Alberta also imposed a 15-person limit on social gatherings in its two biggest cities on Monday, as cases in Calgary and Edmonton continue to climb.
The province reported 364 cases on Friday, 572 on Saturday and 506 on Sunday, along with seven additional deaths over the weekend.
Unlike Ontario, Manitoba and Quebec, the Alberta government is not toughening rules for restaurants and bars because few infections seem to be connected to those venues.
In Quebec, Premier Francois Legault told a news conference in Montreal that the province’s rates of new, daily infections and deaths linked to the virus were too high to ease restrictions that have been in place since Oct. 1.
The partial lockdown on regions in maximum pandemic-alert zones was imposed until Oct. 28. But Legault said the forced closure of gyms, bars, restaurant dining areas and entertainment venues in the province’s biggest cities — such as Montreal and Quebec City — will be extended until Nov. 23.
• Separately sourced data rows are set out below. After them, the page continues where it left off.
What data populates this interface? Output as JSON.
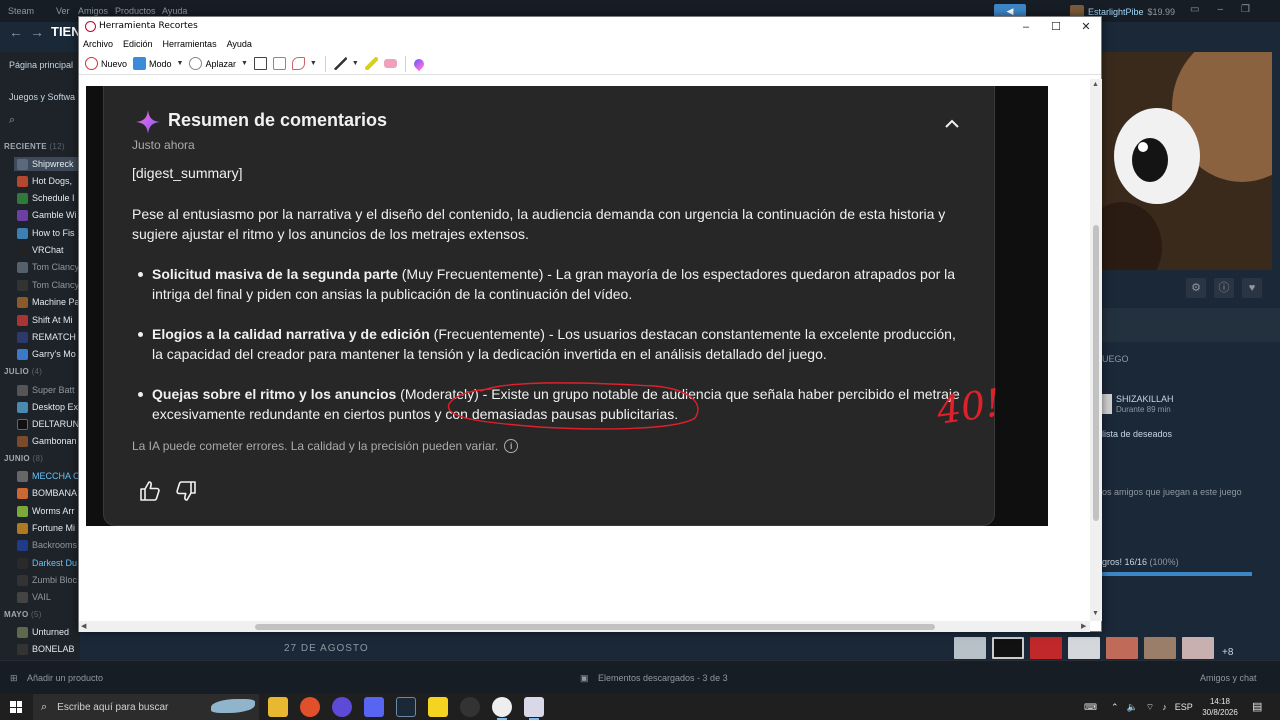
{
  "steam": {
    "menu": [
      "Steam",
      "Ver",
      "Amigos",
      "Productos",
      "Ayuda"
    ],
    "account_name": "EstarlightPibe",
    "balance": "$19.99",
    "store_label": "TIEN",
    "sidebar": {
      "home": "Página principal",
      "filter": "Juegos y Softwa",
      "sections": [
        {
          "label": "RECIENTE",
          "count": "(12)"
        },
        {
          "label": "JULIO",
          "count": "(4)"
        },
        {
          "label": "JUNIO",
          "count": "(8)"
        },
        {
          "label": "MAYO",
          "count": "(5)"
        }
      ],
      "games": [
        "Shipwreck",
        "Hot Dogs,",
        "Schedule I",
        "Gamble Wi",
        "How to Fis",
        "VRChat",
        "Tom Clancy",
        "Tom Clancy",
        "Machine Pa",
        "Shift At Mi",
        "REMATCH",
        "Garry's Mo",
        "Super Batt",
        "Desktop Ex",
        "DELTARUN",
        "Gambonan",
        "MECCHA C",
        "BOMBANA",
        "Worms Arr",
        "Fortune Mi",
        "Backrooms",
        "Darkest Du",
        "Zumbi Bloc",
        "VAIL",
        "Unturned",
        "BONELAB"
      ]
    },
    "right_panel": {
      "section_label": "UEGO",
      "friend_name": "SHIZAKILLAH",
      "friend_status": "Durante 89 min",
      "wishlist": "lista de deseados",
      "friends_playing": "os amigos que juegan a este juego",
      "achievements": "gros! 16/16",
      "achievements_pct": "(100%)",
      "achievements_fraction": 1.0
    },
    "date_label": "27 DE AGOSTO",
    "more_screenshots": "+8",
    "add_product": "Añadir un producto",
    "downloads": "Elementos descargados - 3 de 3",
    "friends_chat": "Amigos y chat"
  },
  "taskbar": {
    "search_placeholder": "Escribe aquí para buscar",
    "language": "ESP",
    "time": "14:18",
    "date": "30/8/2026"
  },
  "snip": {
    "title": "Herramienta Recortes",
    "menu": [
      "Archivo",
      "Edición",
      "Herramientas",
      "Ayuda"
    ],
    "toolbar": {
      "new": "Nuevo",
      "mode": "Modo",
      "delay": "Aplazar"
    }
  },
  "capture": {
    "title": "Resumen de comentarios",
    "time": "Justo ahora",
    "digest": "[digest_summary]",
    "intro": "Pese al entusiasmo por la narrativa y el diseño del contenido, la audiencia demanda con urgencia la continuación de esta historia y sugiere ajustar el ritmo y los anuncios de los metrajes extensos.",
    "bullets": [
      {
        "bold": "Solicitud masiva de la segunda parte",
        "rest": " (Muy Frecuentemente) - La gran mayoría de los espectadores quedaron atrapados por la intriga del final y piden con ansias la publicación de la continuación del vídeo."
      },
      {
        "bold": "Elogios a la calidad narrativa y de edición",
        "rest": " (Frecuentemente) - Los usuarios destacan constantemente la excelente producción, la capacidad del creador para mantener la tensión y la dedicación invertida en el análisis detallado del juego."
      },
      {
        "bold": "Quejas sobre el ritmo y los anuncios",
        "rest": " (Moderately) - Existe un grupo notable de audiencia que señala haber percibido el metraje excesivamente redundante en ciertos puntos y con demasiadas pausas publicitarias."
      }
    ],
    "disclaimer": "La IA puede cometer errores. La calidad y la precisión pueden variar.",
    "annotation_text": "40!",
    "colors": {
      "ink": "#e0202a",
      "sparkle_from": "#ff6bd6",
      "sparkle_to": "#7a5cff"
    }
  }
}
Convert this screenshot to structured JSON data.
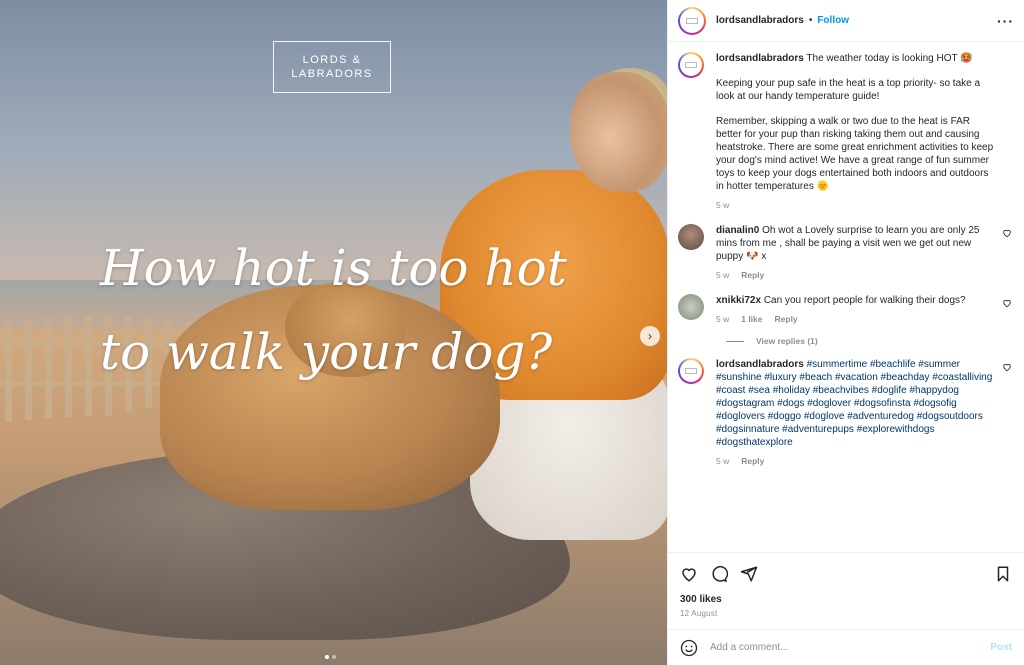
{
  "media": {
    "logo_line1": "LORDS &",
    "logo_line2": "LABRADORS",
    "headline_line1": "How hot is too hot",
    "headline_line2": "to walk your dog?",
    "next_icon": "›",
    "slide_count": 2,
    "active_slide": 1
  },
  "header": {
    "username": "lordsandlabradors",
    "separator": "•",
    "follow_label": "Follow",
    "more_icon": "···"
  },
  "caption": {
    "username": "lordsandlabradors",
    "line1": "The weather today is looking HOT 🥵",
    "para2": "Keeping your pup safe in the heat is a top priority- so take a look at our handy temperature guide!",
    "para3": "Remember, skipping a walk or two due to the heat is FAR better for your pup than risking taking them out and causing heatstroke. There are some great enrichment activities to keep your dog's mind active! We have a great range of fun summer toys to keep your dogs entertained both indoors and outdoors in hotter temperatures 🌞",
    "time": "5 w"
  },
  "comments": [
    {
      "username": "dianalin0",
      "text": "Oh wot a Lovely surprise to learn you are only 25 mins from me , shall be paying a visit wen we get out new puppy 🐶 x",
      "time": "5 w",
      "likes": "",
      "reply_label": "Reply"
    },
    {
      "username": "xnikki72x",
      "text": "Can you report people for walking their dogs?",
      "time": "5 w",
      "likes": "1 like",
      "reply_label": "Reply"
    }
  ],
  "view_replies": "View replies (1)",
  "tag_comment": {
    "username": "lordsandlabradors",
    "text": "#summertime #beachlife #summer #sunshine #luxury #beach #vacation #beachday #coastalliving #coast #sea #holiday #beachvibes #doglife #happydog #dogstagram #dogs #doglover #dogsofinsta #dogsofig #doglovers #doggo #doglove #adventuredog #dogsoutdoors #dogsinnature #adventurepups #explorewithdogs #dogsthatexplore",
    "time": "5 w",
    "reply_label": "Reply"
  },
  "footer": {
    "likes": "300 likes",
    "date": "12 August",
    "comment_placeholder": "Add a comment...",
    "post_label": "Post"
  },
  "colors": {
    "accent": "#0095f6",
    "hashtag": "#00376b",
    "muted": "#8e8e8e"
  }
}
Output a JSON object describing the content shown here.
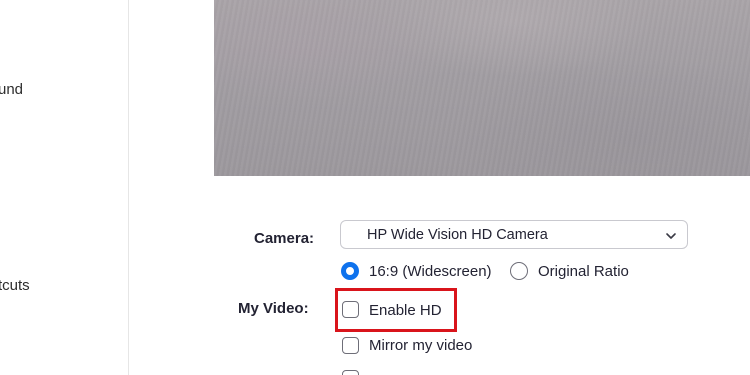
{
  "sidebar": {
    "items": [
      {
        "label": "und"
      },
      {
        "label": "tcuts"
      }
    ]
  },
  "settings": {
    "camera": {
      "label": "Camera:",
      "selected_device": "HP Wide Vision HD Camera",
      "chevron_icon": "chevron-down-icon"
    },
    "aspect_ratio": {
      "options": [
        {
          "label": "16:9 (Widescreen)",
          "selected": true
        },
        {
          "label": "Original Ratio",
          "selected": false
        }
      ]
    },
    "my_video": {
      "label": "My Video:",
      "options": [
        {
          "label": "Enable HD",
          "checked": false,
          "highlighted": true
        },
        {
          "label": "Mirror my video",
          "checked": false
        },
        {
          "label": "",
          "checked": false
        }
      ]
    }
  },
  "colors": {
    "accent": "#0e72ed",
    "highlight_border": "#d9141b"
  }
}
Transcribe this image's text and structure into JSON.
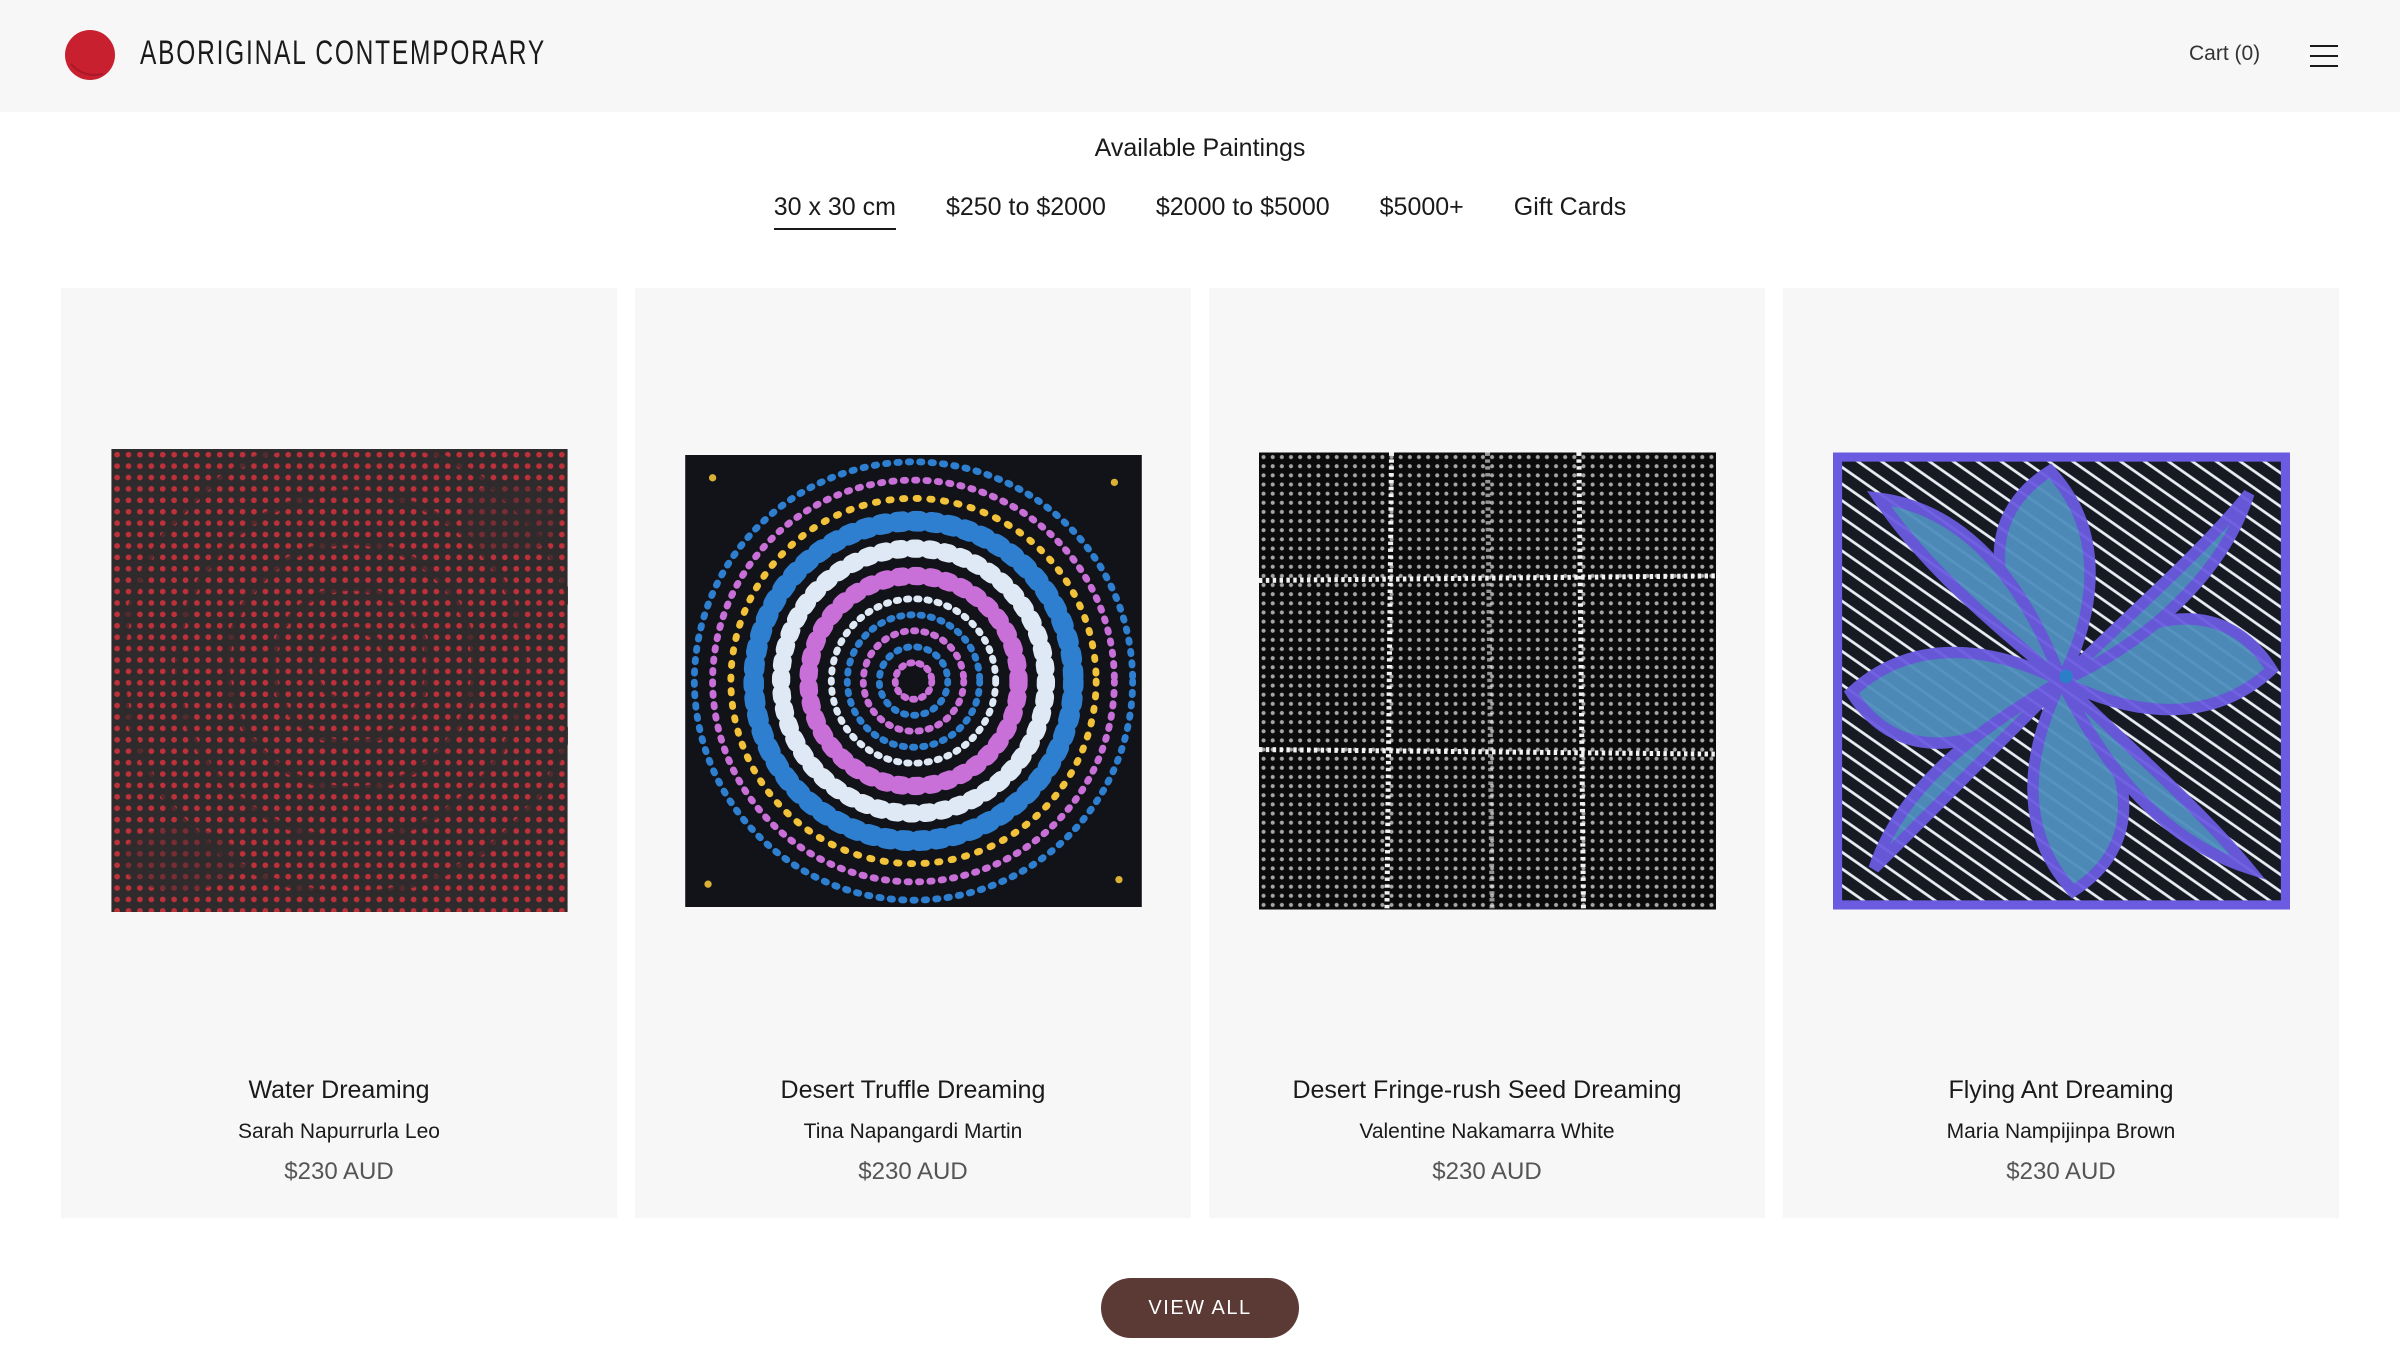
{
  "header": {
    "brand": "ABORIGINAL CONTEMPORARY",
    "cart_label": "Cart (0)",
    "logo_color": "#c8202f",
    "menu_icon": "hamburger-menu-icon"
  },
  "collection": {
    "title": "Available Paintings",
    "filters": [
      {
        "label": "30 x 30 cm",
        "active": true
      },
      {
        "label": "$250 to $2000",
        "active": false
      },
      {
        "label": "$2000 to $5000",
        "active": false
      },
      {
        "label": "$5000+",
        "active": false
      },
      {
        "label": "Gift Cards",
        "active": false
      }
    ]
  },
  "products": [
    {
      "title": "Water Dreaming",
      "artist": "Sarah Napurrurla Leo",
      "price": "$230 AUD"
    },
    {
      "title": "Desert Truffle Dreaming",
      "artist": "Tina Napangardi Martin",
      "price": "$230 AUD"
    },
    {
      "title": "Desert Fringe-rush Seed Dreaming",
      "artist": "Valentine Nakamarra White",
      "price": "$230 AUD"
    },
    {
      "title": "Flying Ant Dreaming",
      "artist": "Maria Nampijinpa Brown",
      "price": "$230 AUD"
    }
  ],
  "view_all_label": "VIEW ALL",
  "colors": {
    "button_bg": "#5b3934",
    "card_bg": "#f7f7f7"
  }
}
“We have stabilized the number of new cases but we still have a big challenge in front of us,” he said.
The province, which has been leading the country in cumulative cases, surpassed 100,000 confirmed infections over the weekend. Quebec reported 808 new cases on Monday and 10 more deaths.
“We can’t continue to have 800-1,000 cases per day,” Legault said.
Earlier in the day, a coalition of gyms and other fitness-related businesses vowed to reopen Thursday regardless of the health orders.
Legault rejected their threat outright. He said those businesses won’t reopen and owners of gyms and other companies who violate lockdown orders risk being fined.